Unfortunately, that rarely happens. So the customer either has to duplicate their effort, or at least regurgitate it to a customer service person who may make data entry errors or only capture some of the info degrading the value of the database for internal and external users.
What System Should be the Single Source of Truth?
Which database should govern customer and prospect engagement and communication? Which system will help you understand the full lifecycle of marketing investment through customer reorders -with attribution for accurate ROI reporting? And which system helps to continuously engage all stakeholders proactively vs. a repository for reference information and a tool for internal customers?
The answer is CRM.
And that means the CRM needs to be the single course of truth for contact and account information - vendors, advisors, bankers, leads, prospects, customers, partners, et al because you should be marketing (appropriately) to them all! At the most basic level, when the email address of a contact is added or updated in one, it should be reflected in the other.
Internal operational details of the ERP needn't be in the CRM. It's OK to have silos when they're designed and recognized, and there's no need for the data elsewhere. But some of the data will need to at least move from ERP to CRM, and it's helpful to have project info (contacts, quotes, etc.) easily accessible in the ERP for the project engineering team.

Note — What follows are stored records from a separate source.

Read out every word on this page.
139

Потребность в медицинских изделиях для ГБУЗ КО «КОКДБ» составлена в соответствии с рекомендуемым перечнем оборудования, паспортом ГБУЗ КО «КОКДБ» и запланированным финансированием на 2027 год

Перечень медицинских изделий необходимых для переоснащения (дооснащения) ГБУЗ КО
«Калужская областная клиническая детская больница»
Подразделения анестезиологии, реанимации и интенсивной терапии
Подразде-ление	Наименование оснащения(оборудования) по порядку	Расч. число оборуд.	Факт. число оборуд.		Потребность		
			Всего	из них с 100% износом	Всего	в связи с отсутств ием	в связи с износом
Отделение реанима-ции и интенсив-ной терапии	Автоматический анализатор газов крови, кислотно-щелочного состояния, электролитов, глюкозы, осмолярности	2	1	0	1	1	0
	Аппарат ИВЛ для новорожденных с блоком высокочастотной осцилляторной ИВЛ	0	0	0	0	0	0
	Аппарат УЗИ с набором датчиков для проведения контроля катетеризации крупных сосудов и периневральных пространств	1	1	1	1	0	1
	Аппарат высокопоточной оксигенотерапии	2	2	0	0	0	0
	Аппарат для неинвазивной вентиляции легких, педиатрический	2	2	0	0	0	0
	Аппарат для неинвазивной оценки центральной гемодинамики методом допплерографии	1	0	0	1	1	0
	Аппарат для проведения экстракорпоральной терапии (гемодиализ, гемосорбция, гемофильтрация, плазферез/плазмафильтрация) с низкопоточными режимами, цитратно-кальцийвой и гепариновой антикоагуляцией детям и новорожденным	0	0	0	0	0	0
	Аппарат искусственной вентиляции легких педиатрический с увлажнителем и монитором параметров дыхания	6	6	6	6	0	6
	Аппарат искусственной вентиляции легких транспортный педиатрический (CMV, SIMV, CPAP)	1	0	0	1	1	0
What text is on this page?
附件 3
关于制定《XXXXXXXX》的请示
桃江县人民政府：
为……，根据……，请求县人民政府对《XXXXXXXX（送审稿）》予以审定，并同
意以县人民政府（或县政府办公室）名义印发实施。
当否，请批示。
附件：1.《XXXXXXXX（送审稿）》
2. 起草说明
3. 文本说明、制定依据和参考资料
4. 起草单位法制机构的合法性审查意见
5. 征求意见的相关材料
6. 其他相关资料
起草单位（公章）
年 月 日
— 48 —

This means syncing information between systems to avoid double entry, extra software seats, wasted time, and data errors. Some vendors offer standard syncing options. Others open APIs for creating custom integration.
It shouldn't be so difficult. HubSpot's OpsHub solves this with robust uni or bidirectional syncing between systems (e.g. HubSpot Sales Hub and Microsoft Dynamics ERP), including across custom objects. (It also provides powerful data hygiene tools as well.)
Among other benefits, this allows marketing and sales teams to deliver strong buyer, owner, and customer experiences, including customer portals built on information in custom.
Why do Manufacturers Compare CRM vs. ERP?
The discussion to this point assumes that you run separate ERP and CRM. That's common, but not universal. Sometimes manufacturers are seduced by the prospect of implementing a CRM module as part of their ERP deployment.
In some ways, this is understandable. Everyone knows that implementing ERP is a nightmare. They have, or know they will, invest extensively- probably well over budget. Operations will be hamstrung in the meantime. Executive bandwidth will be commandeered. And it will take much longer than planned.
So, they figure, maybe it's better to fully leverage that investment by simply bolting on HR and CRM modules. They must be good enough. And their IT department understands that they'll have to help support them, which means one interface and outside consultant is better than two, not to mention job security for them.
Many companies have tried Salesforce, found it cumbersome, and learned that it required almost as much outside implementation and ongoing support as ERP to really adapt it.
So possibly saving money, likely reducing internal angst, deferring to internal IT, and taking a topic off the table are all reasons why industrial manufacturers may opt for ERP vs purpose-built CRM.
That's short-sighted.
CRM and ERP are Different Business Tools
From the ERP software company's perspective, a CRM bolt-on module is an opportunity to maximize the upsell revenue and to keep out competitors who might try to muscle in on the ERP side of things. It's checking the box for buyers, and vendors must only provide reasonable CRM functionality of contact management and pipeline tracking.
A great CRM, however, is a business optimization tool that helps reps and managers improve effectiveness and efficiency, improves forecasting, facilitates integration between marketing and sales, and helps to track and refine KPIs driving revenue. (See the five reasons above.)
It should dynamically guide and enable sales best practices in a hyperkinetic world - a set of requirements completely divorced from inventory tracking.
CRM vs. ERP, therefore, isn't a serious business question for companies in complex sales like capital equipment sales who therefore need a robust business tool for revenue growth.